VISITORS to the 400 year-old Lissan House in Cookstown will soon be able to enjoy a welcome cup of tea or coffee, thanks to a funding boost from the National Lottery.
A grant of £50,000 to Lissan House Trust will provide for the refurbishment of the dining room to a coffee shop.
The money was awarded under the Big Lottery Fund’s Village SOS scheme, which supports rural communities across the UK to come together to improve facilities, services and opportunities for local people.
The money generated from the cafe and catering for local community events will go back into covering the running costs and the upkeep of the stately house.
The house, in the hamlet of Churchtown, is almost four centuries old, and was occupied by the Staples family until the last descendant, Hazel Dolling, died in 2006.
In 2003 the house came to prominence when it reached the national final of the BBC’s Restoration programme.
“Before Hazel died she stipulated that if we could secure funding to refurbish the House and open it as a viable tourist attraction she would bequeath it to the Trust,” said chairman Kieran Haughey.
“The roof has since been replaced and the building re-rendered, and this year Lissan House opened to the public for the first time.
“The house is just the way Hazel left it.
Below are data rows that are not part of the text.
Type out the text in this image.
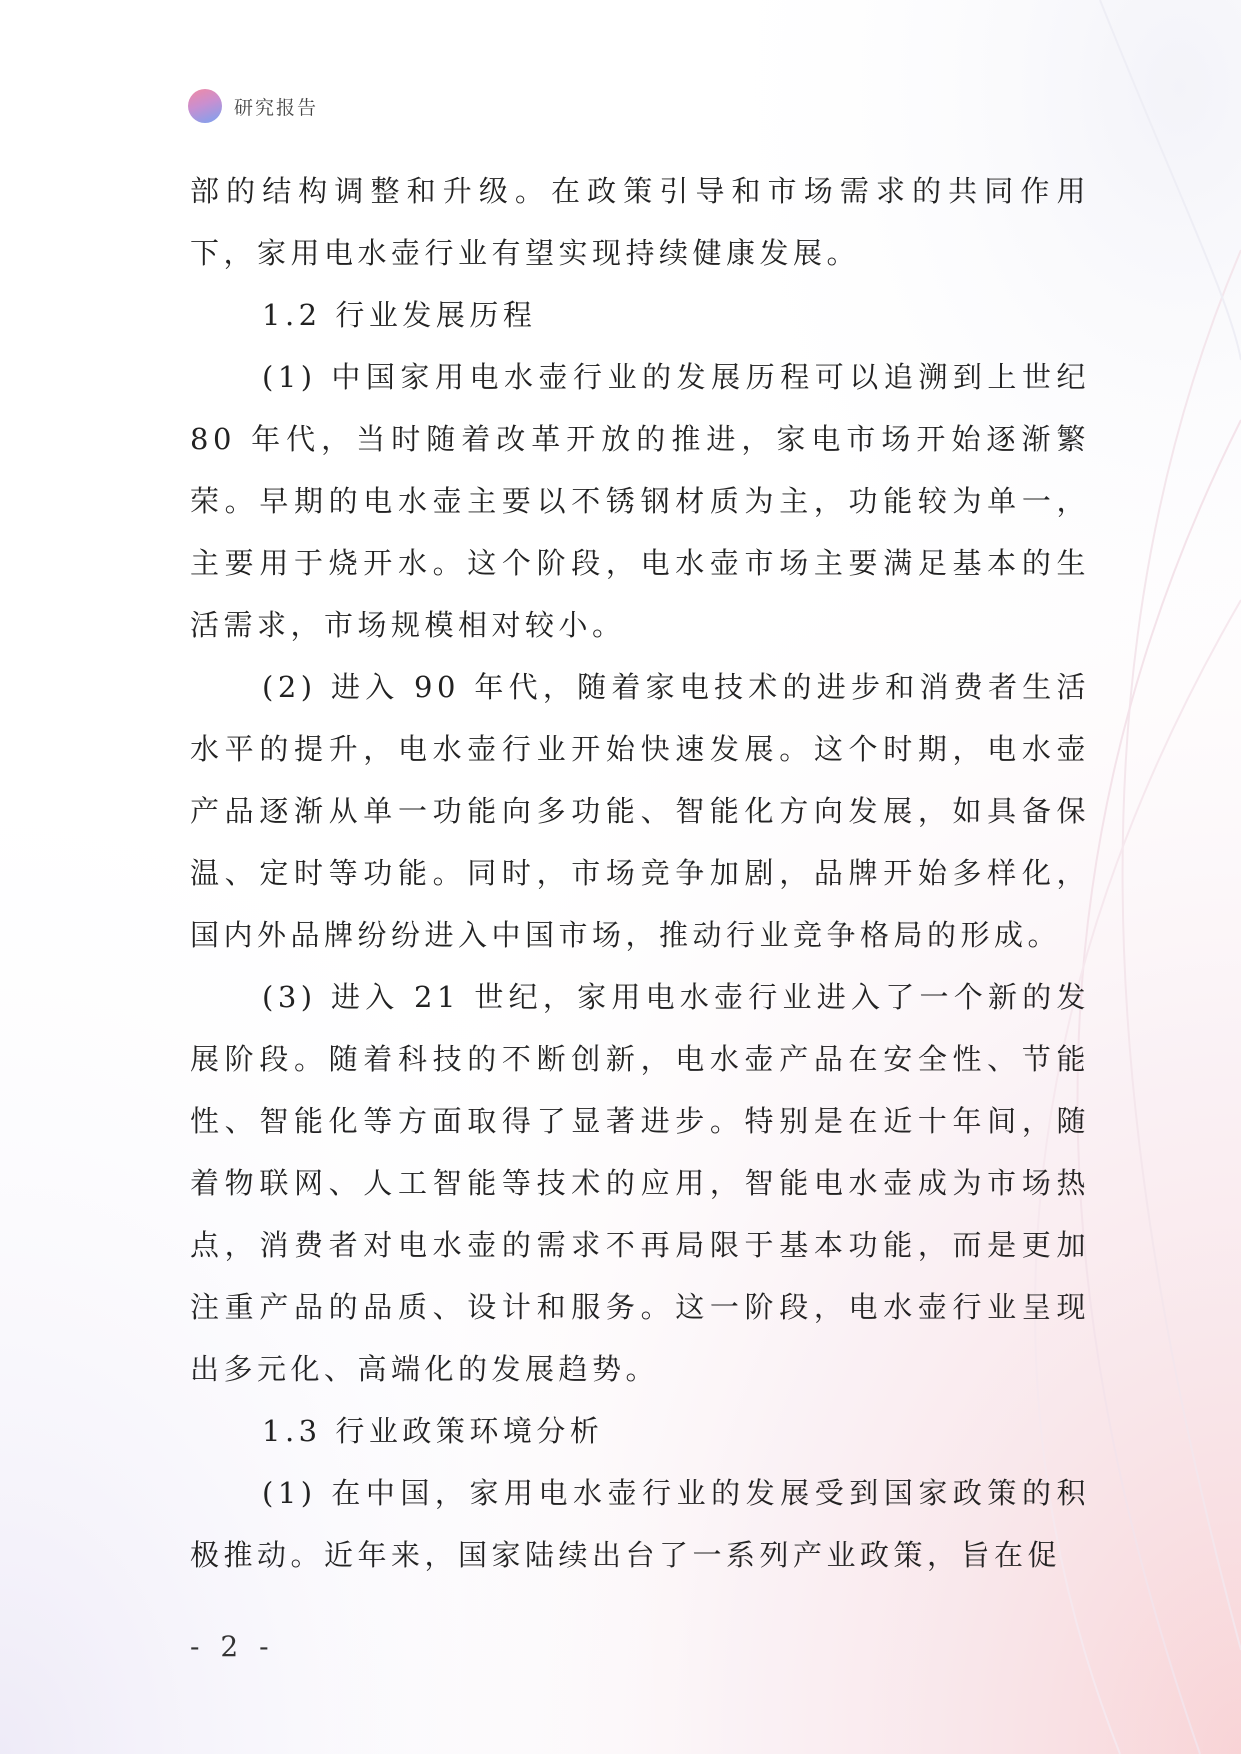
研究报告

部的结构调整和升级。在政策引导和市场需求的共同作用下，家用电水壶行业有望实现持续健康发展。

1.2 行业发展历程

(1) 中国家用电水壶行业的发展历程可以追溯到上世纪 80 年代，当时随着改革开放的推进，家电市场开始逐渐繁荣。早期的电水壶主要以不锈钢材质为主，功能较为单一，主要用于烧开水。这个阶段，电水壶市场主要满足基本的生活需求，市场规模相对较小。

(2) 进入 90 年代，随着家电技术的进步和消费者生活水平的提升，电水壶行业开始快速发展。这个时期，电水壶产品逐渐从单一功能向多功能、智能化方向发展，如具备保温、定时等功能。同时，市场竞争加剧，品牌开始多样化，国内外品牌纷纷进入中国市场，推动行业竞争格局的形成。

(3) 进入 21 世纪，家用电水壶行业进入了一个新的发展阶段。随着科技的不断创新，电水壶产品在安全性、节能性、智能化等方面取得了显著进步。特别是在近十年间，随着物联网、人工智能等技术的应用，智能电水壶成为市场热点，消费者对电水壶的需求不再局限于基本功能，而是更加注重产品的品质、设计和服务。这一阶段，电水壶行业呈现出多元化、高端化的发展趋势。

1.3 行业政策环境分析

(1) 在中国，家用电水壶行业的发展受到国家政策的积极推动。近年来，国家陆续出台了一系列产业政策，旨在促

- 2 -
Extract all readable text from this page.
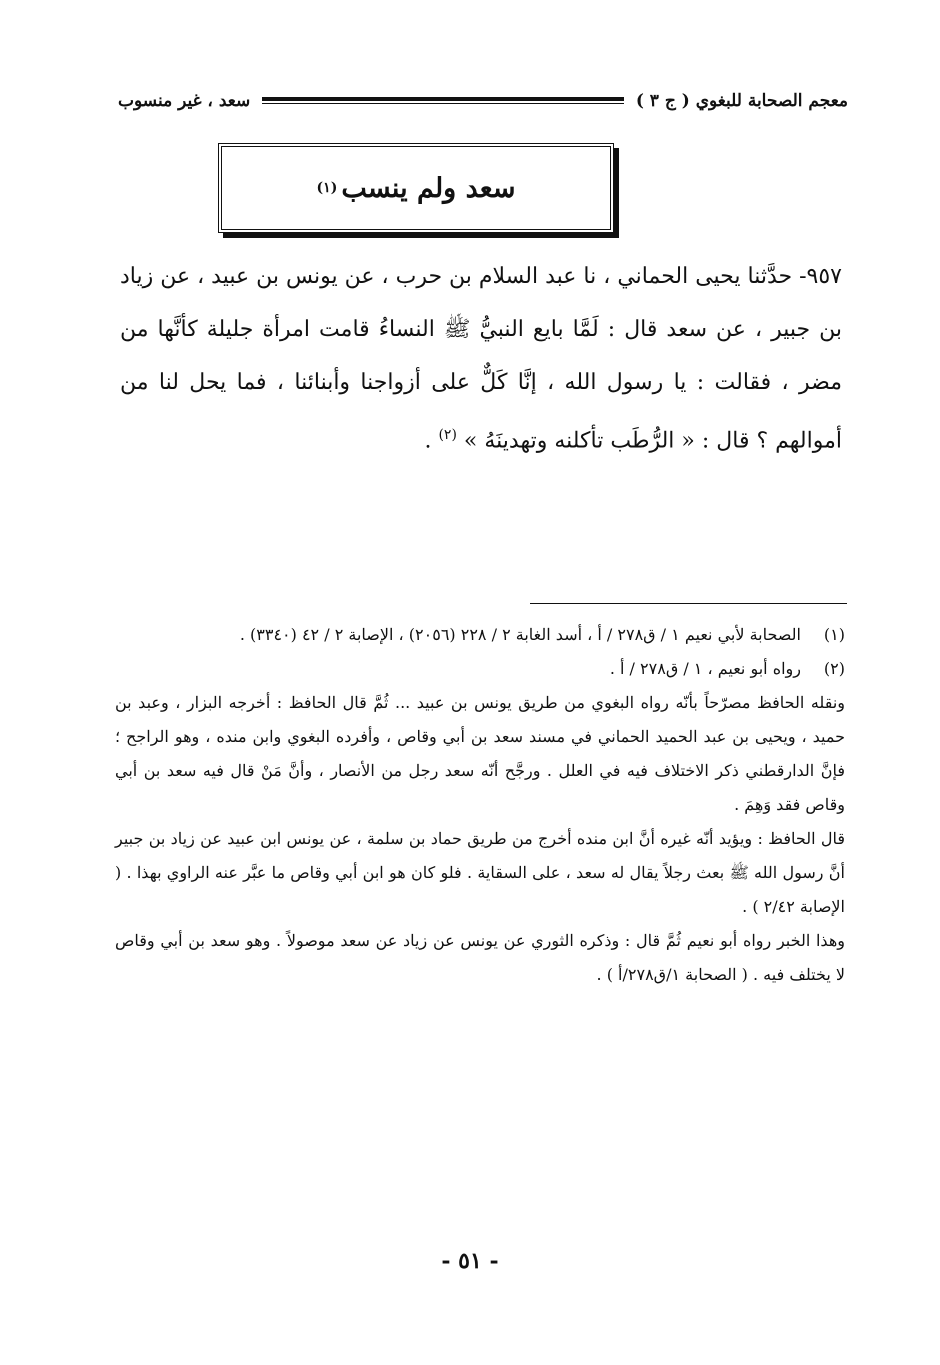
معجم الصحابة للبغوي ( ج ٣ )
سعد ، غير منسوب
سعد ولم ينسب
(١)
٩٥٧- حدَّثنا يحيى الحماني ، نا عبد السلام بن حرب ، عن يونس بن عبيد ، عن زياد بن جبير ، عن سعد قال : لَمَّا بايع النبيُّ ﷺ النساءُ قامت امرأة جليلة كأنَّها من مضر ، فقالت : يا رسول الله ، إنَّا كَلٌّ على أزواجنا وأبنائنا ، فما يحل لنا من أموالهم ؟ قال : « الرُّطَب تأكلنه وتهدينَهُ » $^{(٢)}$ .
(١)
الصحابة لأبي نعيم ١ / ق٢٧٨ / أ ، أسد الغابة ٢ / ٢٢٨ (٢٠٥٦) ، الإصابة ٢ / ٤٢ (٣٣٤٠) .
(٢)
رواه أبو نعيم ، ١ / ق٢٧٨ / أ .
ونقله الحافظ مصرّحاً بأنّه رواه البغوي من طريق يونس بن عبيد ... ثُمَّ قال الحافظ : أخرجه البزار ، وعبد بن حميد ، ويحيى بن عبد الحميد الحماني في مسند سعد بن أبي وقاص ، وأفرده البغوي وابن منده ، وهو الراجح ؛ فإنَّ الدارقطني ذكر الاختلاف فيه في العلل . ورجَّح أنّه سعد رجل من الأنصار ، وأنَّ مَنْ قال فيه سعد بن أبي وقاص فقد وَهِمَ .
قال الحافظ : ويؤيد أنّه غيره أنَّ ابن منده أخرج من طريق حماد بن سلمة ، عن يونس ابن عبيد عن زياد بن جبير أنَّ رسول الله ﷺ بعث رجلاً يقال له سعد ، على السقاية . فلو كان هو ابن أبي وقاص ما عبَّر عنه الراوي بهذا . ( الإصابة ٢/٤٢ ) .
وهذا الخبر رواه أبو نعيم ثُمَّ قال : وذكره الثوري عن يونس عن زياد عن سعد موصولاً . وهو سعد بن أبي وقاص لا يختلف فيه . ( الصحابة ١/ق٢٧٨/أ ) .
- ٥١ -
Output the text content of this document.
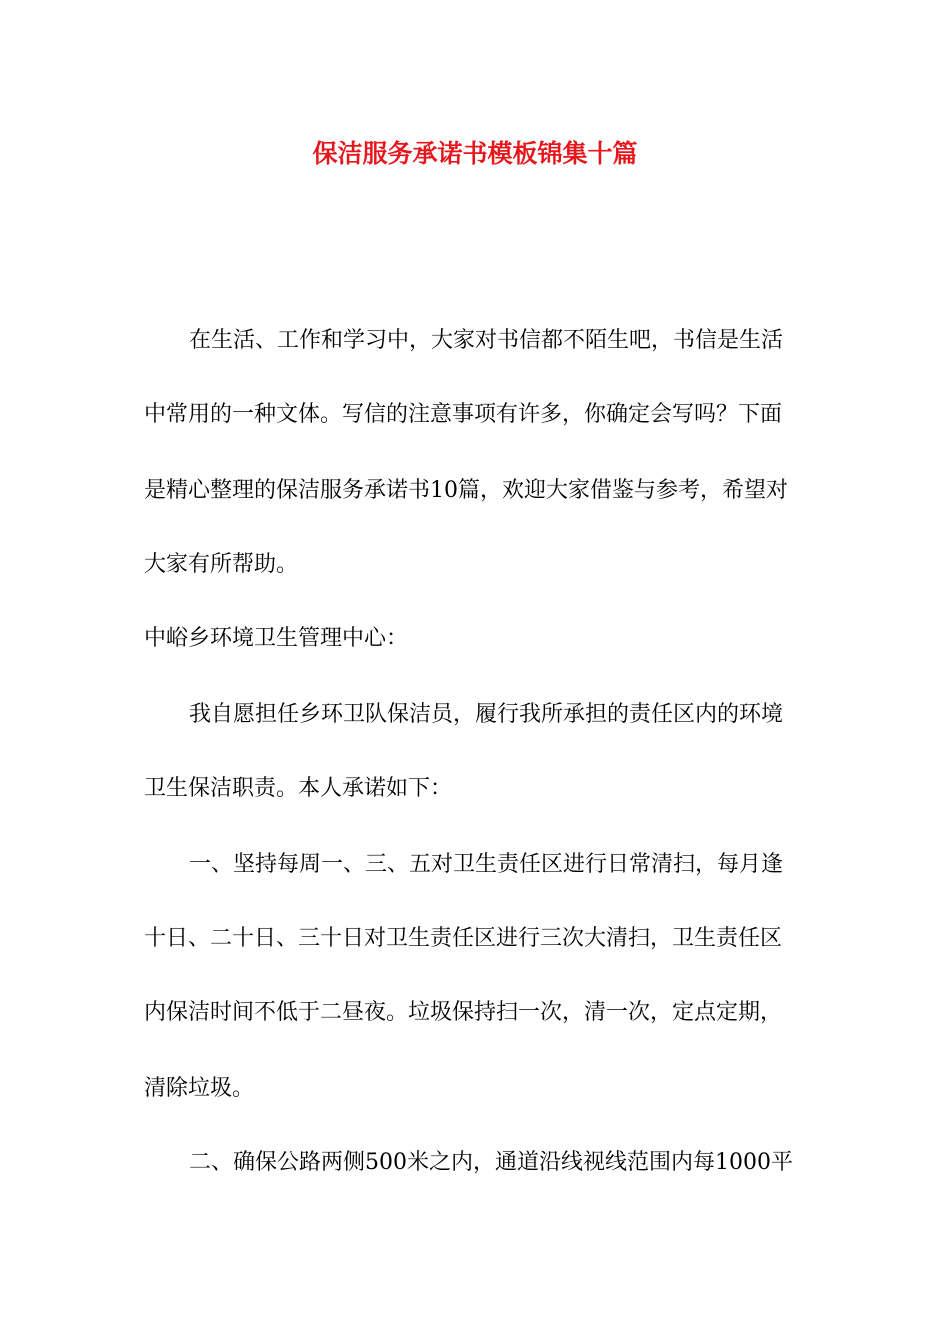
保洁服务承诺书模板锦集十篇
在生活、工作和学习中，大家对书信都不陌生吧，书信是生活
中常用的一种文体。写信的注意事项有许多，你确定会写吗？下面
是精心整理的保洁服务承诺书10篇，欢迎大家借鉴与参考，希望对
大家有所帮助。
中峪乡环境卫生管理中心：
我自愿担任乡环卫队保洁员，履行我所承担的责任区内的环境
卫生保洁职责。本人承诺如下：
一、坚持每周一、三、五对卫生责任区进行日常清扫，每月逢
十日、二十日、三十日对卫生责任区进行三次大清扫，卫生责任区
内保洁时间不低于二昼夜。垃圾保持扫一次，清一次，定点定期，
清除垃圾。
二、确保公路两侧500米之内，通道沿线视线范围内每1000平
It has been used for meetings, weddings and conferences and local people often come to walk around the estate.
“But we have no catering facilities and we want to refurbish the dining room to open up a coffee shop for all visitors, whether they are with a touring group or just someone local out for a walk.”
Kieran continued: “Talking to tour operators and our visitors we are being told we need to have a shop for coffees and lunches. It is a vital part of the visitor experience.
“At Lissan House we are continually thinking of new ways of boosting income. We let land to local farmers, we have hosted a gardening festival and intend to organise musical events. In our first summer of opening, from April to November this year, we had almost 6,000 visitors.
“We are hoping that with the new cafe these figures will be even higher in future. It is very important that we are able to look after our guests and make their visit as pleasurable as possible.
“Once the cafe is in place, we’ll also be able to hire out the venue for conferences and events. The money we make from this venture will go back into looking after this historic old venue which is part of the rich heritage of Northern Ireland.”
A community group near Magherafelt, meanwhile, is also celebrating after being offered a Lottery grant of £50,000.
Curragh Hall Community Development Association plans to use the funding to renovate part of its community venue so they can develop a luncheon club and meals-on-wheels service for local older people, including those with dementia and their carers.
The money people will pay for the meals on wheels service and the luncheon club will go back into covering the costs of the business and running more activities in the centre including hairdressing and advice sessions.
Chairman, George Shiels, explains: “This is a very rural area, with no facilities and no meals on wheels service or luncheon club. Many older people live alone and feel really isolated - isolated yet living amongst us - and this project is about making sure they eat well and are looked after and once more become part of the community.
“The money is being used to create a room in our centre where we can hold the luncheon club and offer activities for local older people. We’re also linking in with the Northern Health and Social Care Trust and the Out and About rural transport group to deliver the meals on wheels service for people who can’t get out of the house because of a disability or illness.”